Nearly a quarter of West Antarctica’s ice is now considered unstable after unprecedented thinning across its largest glaciers over the last two decades.
Scientists analyzing more than 800 million measurements collected by an array of satellites since 1992 have found the Pine Island and Thwaite’s Glaciers are now losing ice at a rate five times faster than they were when the survey began.
In areas hit hardest, researchers found the ice has thinned by as much as 122 meters (400 feet), causing the affected glaciers to become unstable.
The findings add to the ongoing concern over sea level rise resulting from glacier loss and the implications it has for coastal cities.
The alarming new study published in the journal Geophysical Research Letters found that thinning has now spread to 24 percent of West Antarctica, including the majority of its largest ice streams.

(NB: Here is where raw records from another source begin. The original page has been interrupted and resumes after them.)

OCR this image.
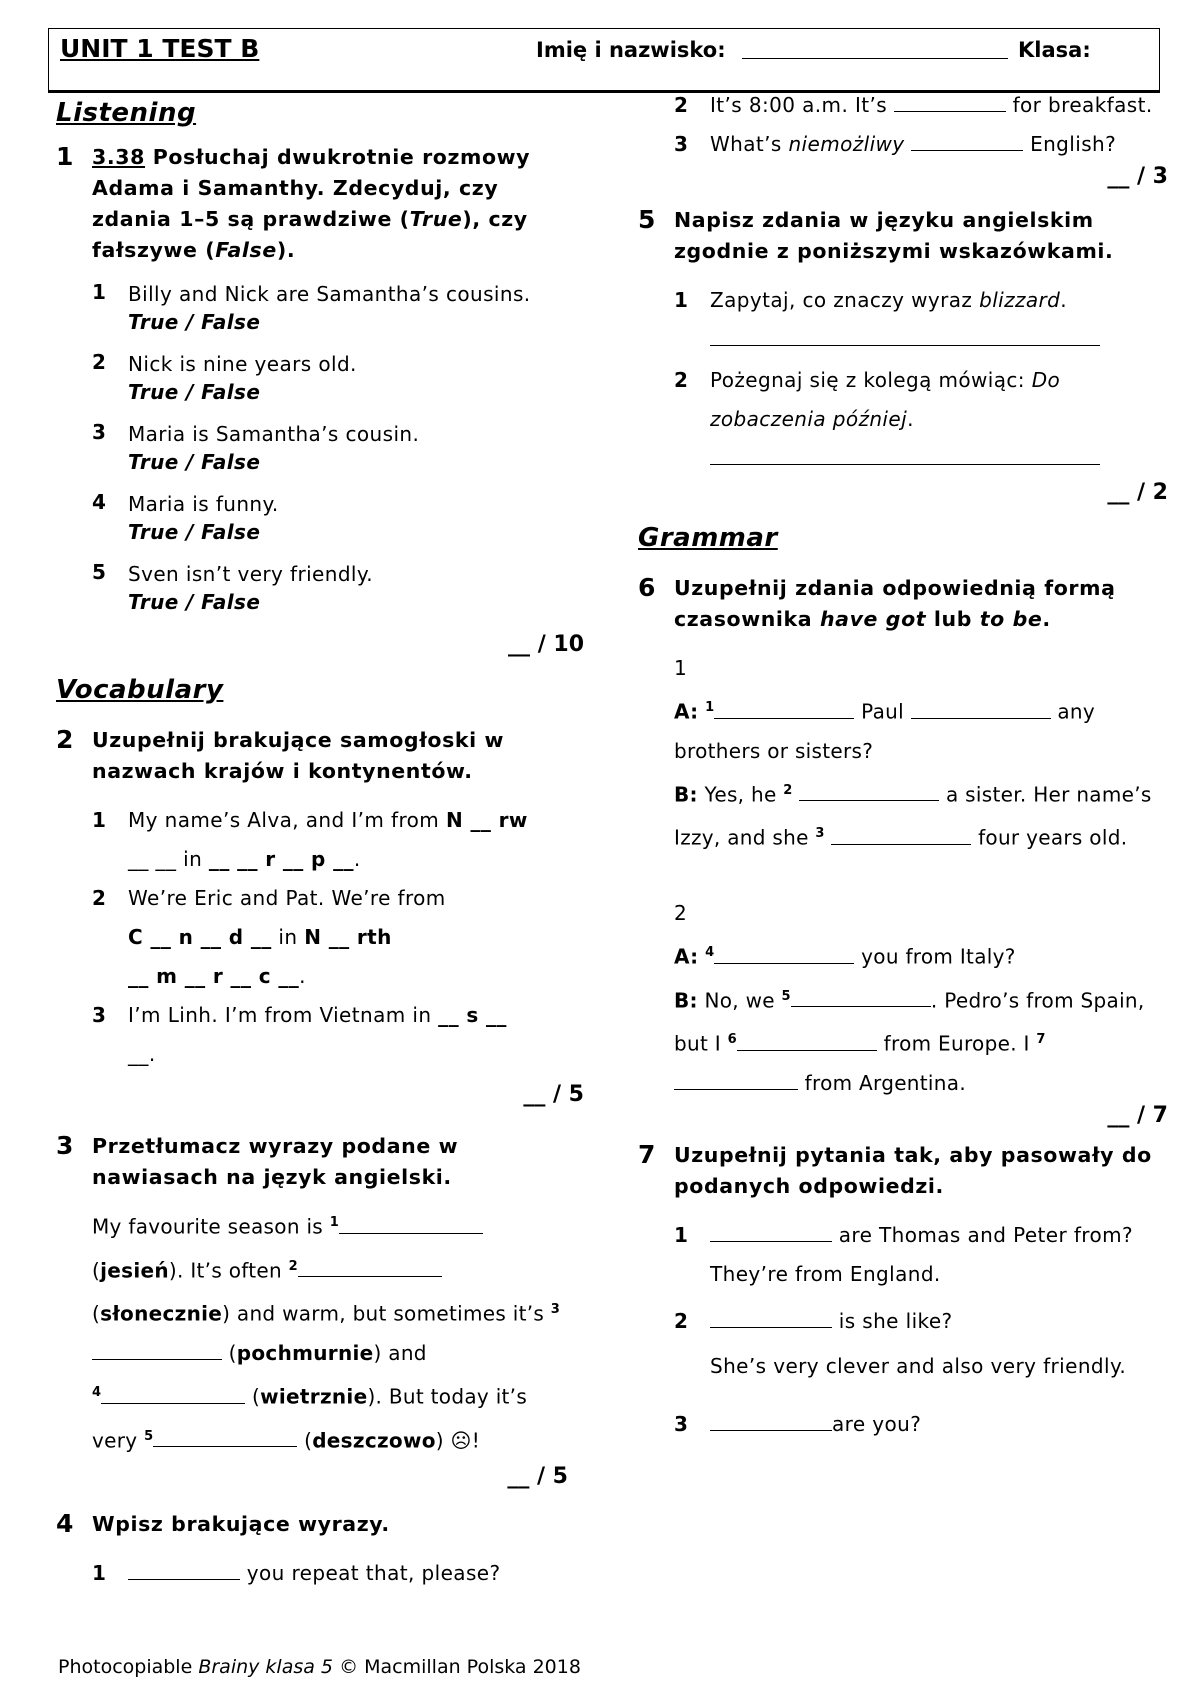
UNIT 1 TEST B	Imię i nazwisko:	Klasa:
Listening
1 3.38 Posłuchaj dwukrotnie rozmowy Adama i Samanthy. Zdecyduj, czy zdania 1–5 są prawdziwe (True), czy fałszywe (False).
1	Billy and Nick are Samantha’s cousins.
True / False
2	Nick is nine years old.
True / False
3	Maria is Samantha’s cousin.
True / False
4	Maria is funny.
True / False
5	Sven isn’t very friendly.
True / False
__ / 10
Vocabulary
2 Uzupełnij brakujące samogłoski w nazwach krajów i kontynentów.
1	My name’s Alva, and I’m from N __ rw
__ __ in __ __ r __ p __.
2	We’re Eric and Pat. We’re from
C __ n __ d __ in N __ rth
__ m __ r __ c __.
3	I’m Linh. I’m from Vietnam in __ s __
__.
__ / 5
3 Przetłumacz wyrazy podane w nawiasach na język angielski.
My favourite season is $^1$
(jesień). It’s often $^2$
(słonecznie) and warm, but sometimes it’s $^3$ (pochmurnie) and
$^4$	(wietrznie). But today it’s very $^5$	(deszczowo) ☹!
__ / 5
4 Wpisz brakujące wyrazy.
1	you repeat that, please?
Photocopiable Brainy klasa 5 © Macmillan Polska 2018
2	It’s 8:00 a.m. It’s	for breakfast.
3	What’s niemożliwy	English?
__ / 3
5 Napisz zdania w języku angielskim zgodnie z poniższymi wskazówkami.
1	Zapytaj, co znaczy wyraz blizzard.

2	Pożegnaj się z kolegą mówiąc: Do zobaczenia później.

__ / 2
Grammar
6 Uzupełnij zdania odpowiednią formą czasownika have got lub to be.
1
A: $^1$	Paul	any brothers or sisters?
B: Yes, he $^2$	a sister. Her name’s Izzy, and she $^3$	four years old.
2
A: $^4$	you from Italy?
B: No, we $^5$	. Pedro’s from Spain, but I $^6$	from Europe. I $^7$ from Argentina.
__ / 7
7 Uzupełnij pytania tak, aby pasowały do podanych odpowiedzi.
1	are Thomas and Peter from?
They’re from England.
2	is she like?
She’s very clever and also very friendly.
3	are you?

These areas are losing more mass through melting and ice calving events than they’re gaining through snowfall, the researchers say.
‘In parts of Antarctica the ice sheet has thinned by extraordinary amounts, and so we set out to show how much was due to changes in climate and how much was due to weather,’ said lead author Andy Shepherd.

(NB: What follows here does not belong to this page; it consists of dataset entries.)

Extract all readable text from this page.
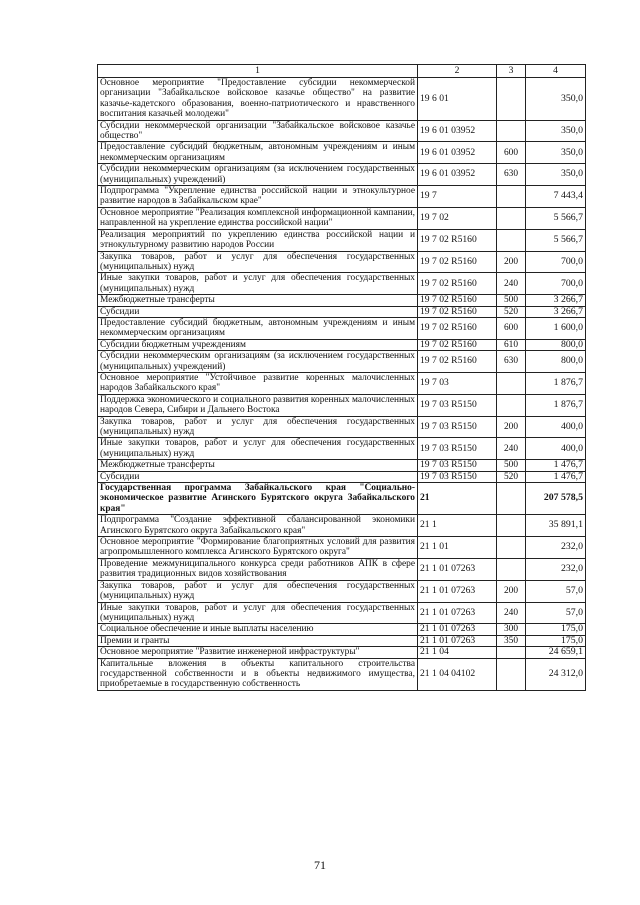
1	2	3	4
Основное мероприятие "Предоставление субсидии некоммерческой организации "Забайкальское войсковое казачье общество" на развитие казачье-кадетского образования, военно-патриотического и нравственного воспитания казачьей молодежи"	19 6 01		350,0
Субсидии некоммерческой организации "Забайкальское войсковое казачье общество"	19 6 01 03952		350,0
Предоставление субсидий бюджетным, автономным учреждениям и иным некоммерческим организациям	19 6 01 03952	600	350,0
Субсидии некоммерческим организациям (за исключением государственных (муниципальных) учреждений)	19 6 01 03952	630	350,0
Подпрограмма "Укрепление единства российской нации и этнокультурное развитие народов в Забайкальском крае"	19 7		7 443,4
Основное мероприятие "Реализация комплексной информационной кампании, направленной на укрепление единства российской нации"	19 7 02		5 566,7
Реализация мероприятий по укреплению единства российской нации и этнокультурному развитию народов России	19 7 02 R5160		5 566,7
Закупка товаров, работ и услуг для обеспечения государственных (муниципальных) нужд	19 7 02 R5160	200	700,0
Иные закупки товаров, работ и услуг для обеспечения государственных (муниципальных) нужд	19 7 02 R5160	240	700,0
Межбюджетные трансферты	19 7 02 R5160	500	3 266,7
Субсидии	19 7 02 R5160	520	3 266,7
Предоставление субсидий бюджетным, автономным учреждениям и иным некоммерческим организациям	19 7 02 R5160	600	1 600,0
Субсидии бюджетным учреждениям	19 7 02 R5160	610	800,0
Субсидии некоммерческим организациям (за исключением государственных (муниципальных) учреждений)	19 7 02 R5160	630	800,0
Основное мероприятие "Устойчивое развитие коренных малочисленных народов Забайкальского края"	19 7 03		1 876,7
Поддержка экономического и социального развития коренных малочисленных народов Севера, Сибири и Дальнего Востока	19 7 03 R5150		1 876,7
Закупка товаров, работ и услуг для обеспечения государственных (муниципальных) нужд	19 7 03 R5150	200	400,0
Иные закупки товаров, работ и услуг для обеспечения государственных (муниципальных) нужд	19 7 03 R5150	240	400,0
Межбюджетные трансферты	19 7 03 R5150	500	1 476,7
Субсидии	19 7 03 R5150	520	1 476,7
Государственная программа Забайкальского края "Социально-экономическое развитие Агинского Бурятского округа Забайкальского края"	21		207 578,5
Подпрограмма "Создание эффективной сбалансированной экономики Агинского Бурятского округа Забайкальского края"	21 1		35 891,1
Основное мероприятие "Формирование благоприятных условий для развития агропромышленного комплекса Агинского Бурятского округа"	21 1 01		232,0
Проведение межмуниципального конкурса среди работников АПК в сфере развития традиционных видов хозяйствования	21 1 01 07263		232,0
Закупка товаров, работ и услуг для обеспечения государственных (муниципальных) нужд	21 1 01 07263	200	57,0
Иные закупки товаров, работ и услуг для обеспечения государственных (муниципальных) нужд	21 1 01 07263	240	57,0
Социальное обеспечение и иные выплаты населению	21 1 01 07263	300	175,0
Премии и гранты	21 1 01 07263	350	175,0
Основное мероприятие "Развитие инженерной инфраструктуры"	21 1 04		24 659,1
Капитальные вложения в объекты капитального строительства государственной собственности и в объекты недвижимого имущества, приобретаемые в государственную собственность	21 1 04 04102		24 312,0
71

The team used ice sheet heights recorded by the ERS-1, ERS-2, Envisat, and CryoSat-2 satellite altimeter missions between 1992 and 2017, along with snowfall simulations from the RACMO regional climate model.

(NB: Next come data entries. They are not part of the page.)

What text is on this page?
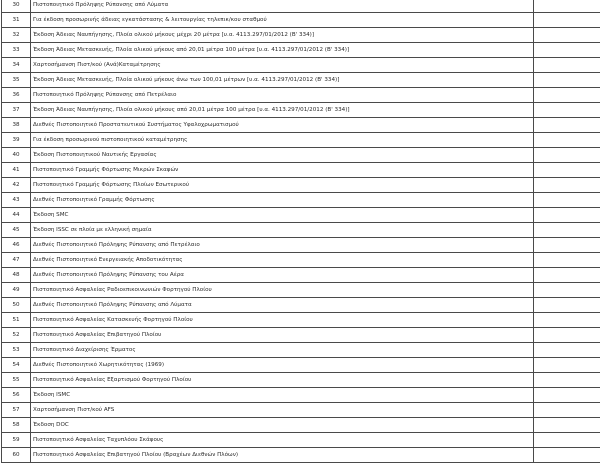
30	Πιστοποιητικό Πρόληψης Ρύπανσης από Λύματα	
31	Για έκδοση προσωρινής άδειας εγκατάστασης & λειτουργίας τηλεπικ/κου σταθμού	
32	Έκδοση Άδειας Ναυπήγησης, Πλοία ολικού μήκους μέχρι 20 μέτρα [υ.α. 4113.297/01/2012 (Β' 334)]	
33	Έκδοση Άδειας Μετασκευής, Πλοία ολικού μήκους από 20,01 μέτρα 100 μέτρα [υ.α. 4113.297/01/2012 (Β' 334)]	
34	Χαρτοσήμανση Πιστ/κού (Ανά)Καταμέτρησης	
35	Έκδοση Άδειας Μετασκευής, Πλοία ολικού μήκους άνω των 100,01 μέτρων [υ.α. 4113.297/01/2012 (Β' 334)]	
36	Πιστοποιητικό Πρόληψης Ρύπανσης από Πετρέλαιο	
37	Έκδοση Άδειας Ναυπήγησης, Πλοία ολικού μήκους από 20,01 μέτρα 100 μέτρα [υ.α. 4113.297/01/2012 (Β' 334)]	
38	Διεθνές Πιστοποιητικό Προστατευτικού Συστήματος Υφαλοχρωματισμού	
39	Για έκδοση προσωρινού πιστοποιητικού καταμέτρησης	
40	Έκδοση Πιστοποιητικού Ναυτικής Εργασίας	
41	Πιστοποιητικό Γραμμής Φόρτωσης Μικρών Σκαφών	
42	Πιστοποιητικό Γραμμής Φόρτωσης Πλοίων Εσωτερικού	
43	Διεθνές Πιστοποιητικό Γραμμής Φόρτωσης	
44	Έκδοση SMC	
45	Έκδοση ISSC σε πλοία με ελληνική σημαία	
46	Διεθνές Πιστοποιητικό Πρόληψης Ρύπανσης από Πετρέλαιο	
47	Διεθνές Πιστοποιητικό Ενεργειακής Αποδοτικότητας	
48	Διεθνές Πιστοποιητικό Πρόληψης Ρύπανσης του Αέρα	
49	Πιστοποιητικό Ασφαλείας Ραδιοεπικοινωνιών Φορτηγού Πλοίου	
50	Διεθνές Πιστοποιητικό Πρόληψης Ρύπανσης από Λύματα	
51	Πιστοποιητικό Ασφαλείας Κατασκευής Φορτηγού Πλοίου	
52	Πιστοποιητικό Ασφαλείας Επιβατηγού Πλοίου	
53	Πιστοποιητικό Διαχείρισης Έρματος	
54	Διεθνές Πιστοποιητικό Χωρητικότητας (1969)	
55	Πιστοποιητικό Ασφαλείας Εξαρτισμού Φορτηγού Πλοίου	
56	Έκδοση ISMC	
57	Χαρτοσήμανση Πιστ/κού AFS	
58	Έκδοση DOC	
59	Πιστοποιητικό Ασφαλείας Ταχυπλόου Σκάφους	
60	Πιστοποιητικό Ασφαλείας Επιβατηγού Πλοίου (Βραχέων Διεθνών Πλόων)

This allowed them to differentiate between changes linked to short-lived weather patterns and those stemming from longer-term phenomena, such as increasing ocean temperature.
While fluctuations in snowfall did give rise to small changes in height over some areas, the effects only lasted for a few years at a time.
Dramatic changes in ice thickness, on the other hand, highlight worsening instability over decades.
The team estimates 24 percent of West Antarctica is now unstable.
‘Knowing how much snow has fallen has really helped us to detect the underlying change in glacier ice within the satellite record,’ Shepherd said.
‘We can see clearly now that a wave of thinning has spread rapidly across some of Antarctica’s most vulnerable glaciers, and their losses are driving up sea levels around the planet.
‘Altogether, ice losses from East and West Antarctica have contributed 4.6 mm to global sea level rise since 1992.’
The research relied on 25 years of measurements from ESA satellites, which the team says is critical in understanding these long-term patterns.
‘This is an important demonstration of how satellite missions can help us to understand how our planet is changing,’ says co-author Dr Marcus Engdahl of the European Space Agency.
‘The polar regions are hostile environments and are extremely difficult to access from the ground. Because of this, the view from space is an essential tool for tracking the effects of climate change.’